Now I would like to check the corelation between Math score and ELA score.
#6.Create a graph for a two numeric variable
# build a new data including two scores
newdata<-cbind(math_g_all, ela_all$Mean.Scale.Score)
head(newdata)
## School.Name Grade Year Category Number.Tested
## 13 P.S. 015 ROBERTO CLEMENTE All Grades 2013 Female 35
## 14 P.S. 015 ROBERTO CLEMENTE All Grades 2013 Male 36
## 15 P.S. 015 ROBERTO CLEMENTE All Grades 2014 Female 34
## 16 P.S. 015 ROBERTO CLEMENTE All Grades 2014 Male 29
## 29 P.S. 019 ASHER LEVY All Grades 2013 Female 54
## 30 P.S. 019 ASHER LEVY All Grades 2013 Male 60
## Mean.Scale.Score ela_all$Mean.Scale.Score
## 13 31 50
## 14 41 48
## 15 33 41
## 16 44 48
## 29 60 68
## 30 61 55
names(newdata)[names(newdata)=="ela_all$Mean.Scale.Score"] <- "ela_score"
newps72<-cbind(ps72_all,ps72_ela_all$Mean.Scale.Score)
names(newps72)[names(newps72)=="ps72_ela_all$Mean.Scale.Score"] <- "ela_score"
cor(newdata$Mean.Scale.Score, newdata$ela_score)
## [1] 0.9191118
cor(newps72$Mean.Scale.Score, newps72$ela_score)
## [1] 0.843274
p5<-ggplot(data=newdata,aes(Mean.Scale.Score, ela_score), main='Scatter of math and ELA')+geom_point()+facet_grid(Category~Year)
p5+geom_point(data=newps72,aes(Mean.Scale.Score, ela_score, color='P.S. 72'), )+xlab('Math')+ylab('ELA')+labs(title='NYC Math and ELA scores, grade 3 to 8')+theme(legend.title=element_blank())
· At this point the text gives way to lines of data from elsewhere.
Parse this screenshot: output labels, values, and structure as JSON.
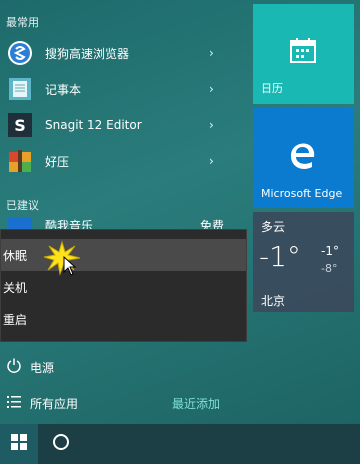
{
  "start_menu": {
    "most_used_label": "最常用",
    "apps": [
      {
        "label": "搜狗高速浏览器",
        "icon": "sogou-browser-icon"
      },
      {
        "label": "记事本",
        "icon": "notepad-icon"
      },
      {
        "label": "Snagit 12 Editor",
        "icon": "snagit-icon"
      },
      {
        "label": "好压",
        "icon": "haozip-icon"
      }
    ],
    "suggested_label": "已建议",
    "suggested_item": {
      "label": "酷我音乐",
      "tag": "免费"
    },
    "power_label": "电源",
    "all_apps_label": "所有应用",
    "recently_added_label": "最近添加"
  },
  "power_menu": {
    "items": [
      {
        "label": "休眠"
      },
      {
        "label": "关机"
      },
      {
        "label": "重启"
      }
    ]
  },
  "tiles": {
    "calendar": {
      "label": "日历"
    },
    "edge": {
      "label": "Microsoft Edge"
    },
    "weather": {
      "condition": "多云",
      "temp": "-1°",
      "high": "-1°",
      "low": "-8°",
      "city": "北京"
    }
  },
  "colors": {
    "calendar_tile": "#19b8b2",
    "edge_tile": "#0b7bd0",
    "accent_text": "#7fe0d6"
  }
}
The plot shows the corelation between two scores. we can say that the school that is good at math is normally good at ELA too, or we can say the opposite way. The red dots imply the school position among all NYC schools
The school's math score is around at low 25% of NYC schools, and ELA score is around at low 30% of NYC schools. The level of math test 2014 is a little bit easier than 2013's one, but the school's score has decreased. The level of ELA test 2014 is the almost same 2013's test but the school's ELA score has also decreased. Female student's scores are higher at both tests. ELA scores has shown this gap significantly. The same patten is shown at PS 72 scores exactly.